Let P_{i,0},…,P_{i,N} be the coefficients of the polynomial P_{i}. It does not make sense to compute P_{i}(⟦z^{′}⟧) in a straightforward way, because this would involve N−1 private multiplications for each bucket. A better way is given in Algorithm 9.

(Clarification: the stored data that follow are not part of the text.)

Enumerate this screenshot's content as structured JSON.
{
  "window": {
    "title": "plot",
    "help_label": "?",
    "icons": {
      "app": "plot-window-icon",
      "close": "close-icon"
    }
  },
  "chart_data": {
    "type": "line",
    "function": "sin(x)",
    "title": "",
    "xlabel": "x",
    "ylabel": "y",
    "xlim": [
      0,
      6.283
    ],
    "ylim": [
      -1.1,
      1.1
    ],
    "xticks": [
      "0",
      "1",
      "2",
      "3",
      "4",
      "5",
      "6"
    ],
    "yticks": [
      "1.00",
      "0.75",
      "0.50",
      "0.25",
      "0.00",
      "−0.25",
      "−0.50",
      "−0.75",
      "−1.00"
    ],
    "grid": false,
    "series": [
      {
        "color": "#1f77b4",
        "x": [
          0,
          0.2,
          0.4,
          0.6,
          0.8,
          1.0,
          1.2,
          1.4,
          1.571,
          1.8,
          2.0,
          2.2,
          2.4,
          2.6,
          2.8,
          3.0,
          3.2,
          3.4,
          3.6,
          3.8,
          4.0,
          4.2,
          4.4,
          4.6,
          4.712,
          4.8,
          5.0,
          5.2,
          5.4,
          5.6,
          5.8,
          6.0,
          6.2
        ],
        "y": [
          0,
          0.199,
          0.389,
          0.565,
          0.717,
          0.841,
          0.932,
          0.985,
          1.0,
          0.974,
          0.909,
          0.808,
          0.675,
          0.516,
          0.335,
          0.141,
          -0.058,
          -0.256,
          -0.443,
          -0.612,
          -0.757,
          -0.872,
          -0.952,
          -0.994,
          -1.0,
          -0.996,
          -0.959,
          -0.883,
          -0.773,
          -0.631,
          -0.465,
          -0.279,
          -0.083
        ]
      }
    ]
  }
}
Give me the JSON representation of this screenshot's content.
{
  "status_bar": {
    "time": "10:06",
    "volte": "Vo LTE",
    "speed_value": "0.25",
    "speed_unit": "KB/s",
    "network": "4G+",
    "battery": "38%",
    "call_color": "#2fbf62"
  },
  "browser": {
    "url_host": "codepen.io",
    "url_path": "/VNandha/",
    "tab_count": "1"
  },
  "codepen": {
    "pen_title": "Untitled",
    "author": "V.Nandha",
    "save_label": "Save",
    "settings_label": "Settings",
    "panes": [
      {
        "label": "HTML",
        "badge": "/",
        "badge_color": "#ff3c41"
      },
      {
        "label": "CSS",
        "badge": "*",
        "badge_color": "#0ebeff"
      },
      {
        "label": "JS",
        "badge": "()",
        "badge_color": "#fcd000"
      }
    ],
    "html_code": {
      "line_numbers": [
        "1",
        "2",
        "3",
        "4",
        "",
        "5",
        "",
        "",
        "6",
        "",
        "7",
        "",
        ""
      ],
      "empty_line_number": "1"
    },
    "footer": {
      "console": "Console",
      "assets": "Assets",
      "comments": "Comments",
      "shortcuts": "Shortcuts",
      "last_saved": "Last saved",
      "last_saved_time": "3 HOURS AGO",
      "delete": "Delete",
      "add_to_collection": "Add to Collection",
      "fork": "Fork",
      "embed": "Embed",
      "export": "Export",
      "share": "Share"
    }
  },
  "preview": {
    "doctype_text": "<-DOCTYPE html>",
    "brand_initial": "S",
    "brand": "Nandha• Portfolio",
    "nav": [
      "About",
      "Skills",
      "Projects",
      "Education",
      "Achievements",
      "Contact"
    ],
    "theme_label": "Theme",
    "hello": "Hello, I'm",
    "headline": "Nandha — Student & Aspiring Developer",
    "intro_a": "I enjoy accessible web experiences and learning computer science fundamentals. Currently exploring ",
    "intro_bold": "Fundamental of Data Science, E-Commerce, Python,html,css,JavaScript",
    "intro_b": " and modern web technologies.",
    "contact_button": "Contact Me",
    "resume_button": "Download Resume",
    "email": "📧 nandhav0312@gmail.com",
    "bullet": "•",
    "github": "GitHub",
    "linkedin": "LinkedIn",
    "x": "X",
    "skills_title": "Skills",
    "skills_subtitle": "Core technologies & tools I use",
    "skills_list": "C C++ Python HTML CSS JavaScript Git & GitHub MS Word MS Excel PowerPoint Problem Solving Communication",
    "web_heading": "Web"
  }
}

In Algorithm 9, ⟦d_{i}⟧ is computed as a scalar product of the private vector of the powers of z^{′} with the public vector of the coefficients of P_{i}. The powers of ⟦z^{′}⟧ have to be computed only once for all buckets. These powers are computed with the help of the usual multiplication protocol of Sharemind, but working over \(\mathbb {F}_{2^{64}}\). The local operations in this protocol are multiplications in \(\mathbb {F}_{2^{64}}\), which are relatively more expensive than ordinary bitwise operations. In our implementation we use the NTL library [29] for binary field operations. The computation of all ⟦d_{i}⟧ involves many multiplications in this field, so even though the computation does not require any communication between the parties, it is quite heavy on the local side.
As the computation of ⟦z^{′}^{2}⟧,…,⟦z^{′}^{N}⟧ is done over a field, we can push its heaviest part to the precomputation phase, leaving just a single private multiplication to be done during runtime. The method is described in ([30], Algorithm 1). The precomputation consists of generating a random invertible element \(\llbracket {r}\rrbracket \in \mathbb {F}_{2^{64}}^{*}\) together with its inverse ⟦r^{−1}⟧ and computing ⟦r^{2}⟧,…,⟦r^{N}⟧. During the runtime, one computes ⟦z^{′}⟧·⟦r^{−1}⟧ and declassifies it. For an exponent k, the private value ⟦z^{′}^{k}⟧ is then found as ⟦z^{′}^{k}⟧=(z^{′}·r^{−1})^{k}·⟦r^{k}⟧, which can be computed locally, without interaction.
In binary fields, including \(\mathbb {F}_{2^{64}}\), squaring of additively shared values does not require communication between the servers. This can be used to speed up precomputations. In ([30], Algorithm 4) it is shown how to reduce the communication cost of computing ⟦r^{2}⟧,…,⟦r^{N}⟧ to that of approximately \(\sqrt {N}\) multiplications.
The polynomialbased comparison method is also amenable to the order statistic related speedup described in the previous section. Both comparison methods have been implemented in our second solution.